November 01, 2015

ABA Supports Agency Representation Model in Child Welfare Cases

The views expressed herein have not been approved by the House of Delegates or the Board of Governors of the American Bar Association, and accordingly, should not be construed as representing the policy of the American Bar Association.

The American Bar Association submitted a letter Aug. 27 to the Oklahoma House Appropriations and Budget Subcommittee on Human Services praising the panel’s effort to improve outcomes for children and their families through examination of agency representation. 

In the letter, ABA Governmental Affairs Director Thomas M. Susman offered the association’s views on representation in child welfare cases for an interim study being conducted by the subcommittee. He summarized the ABA’s 2004 Standards of Practice for Lawyers Representing Child Welfare Agencies, which includes two models of agency representation: the agency representation model and the prosecutorial model. 

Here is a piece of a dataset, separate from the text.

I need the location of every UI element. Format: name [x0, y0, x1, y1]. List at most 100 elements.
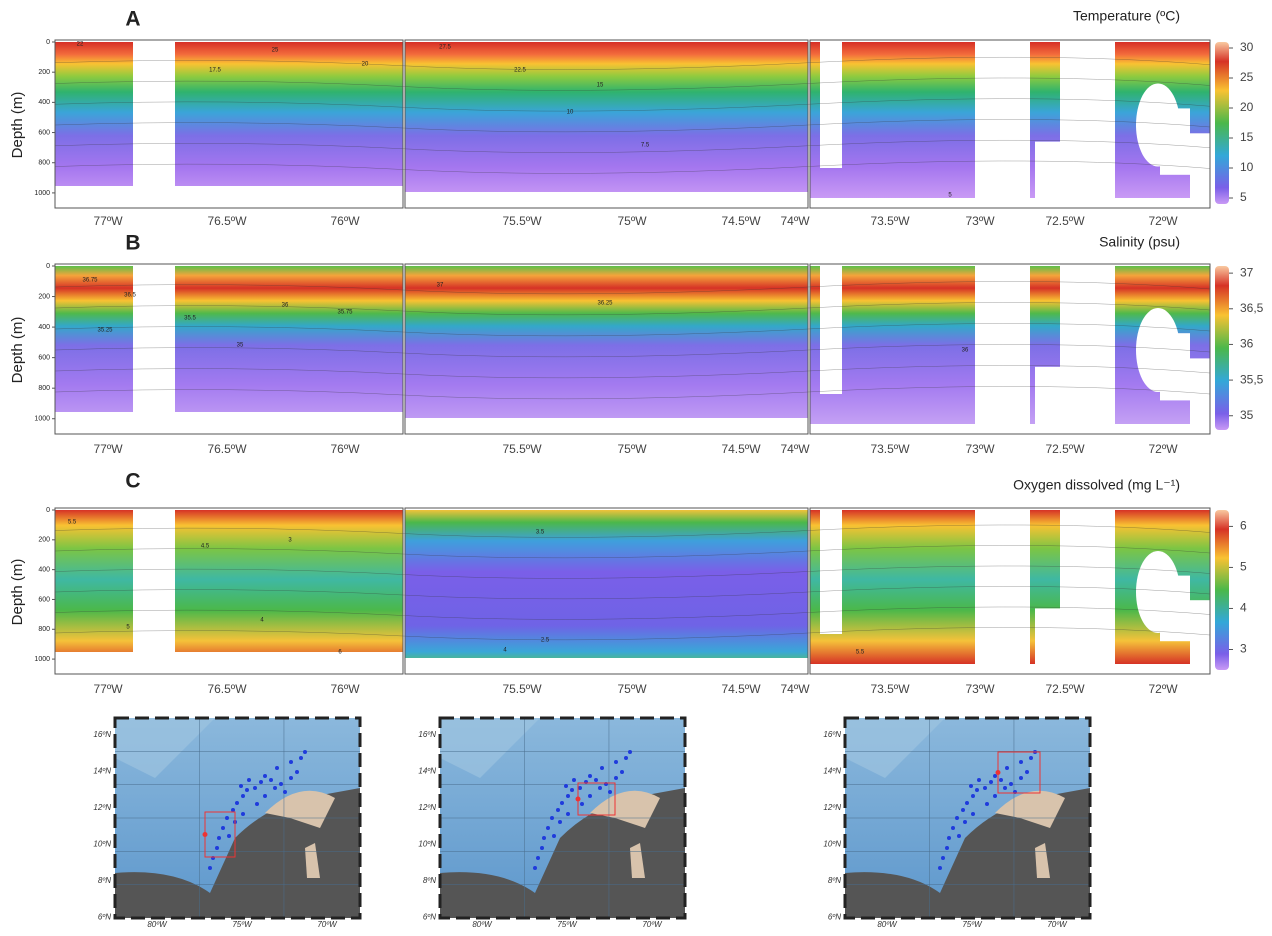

Under the agency representation model, the agency’s attorney represents the agency as a legal entity. An elected or appointed attorney, often a district or county attorney, represents the agency under the prosecutorial model. Each model has its strengths, Susman explained, and at the time the standards were written the expert drafting committee recommended adoption of the agency representation model. 

Since 2004, the discussion in the child welfare community “has become more nuanced and more focused on concrete outcomes for children and their families,” he said, and there is a better appreciation today that children have more success in life when they are raised by their parents, or if separation is necessary then by relatives. Because the child welfare agency should be expert on these important issues and their expertise must be relied upon when making decisions for children and families, he said, the ABA continues to prefer the agency representation model over the prosecutorial model. 

“Certainly, some district attorneys are trained on these issues and can provide all of the information that judges need to made decisions, but it is essential that the voice of the agency is heard during that decision-making process,” Susman said. “Under either model, judges should receive all the information they need, but the likelihood that this will occur is generally greater under the agency representation model,” he concluded.


Original appeared in the Sept. 2015 ABA Washington Letter, produced by the ABA Government Affairs Office.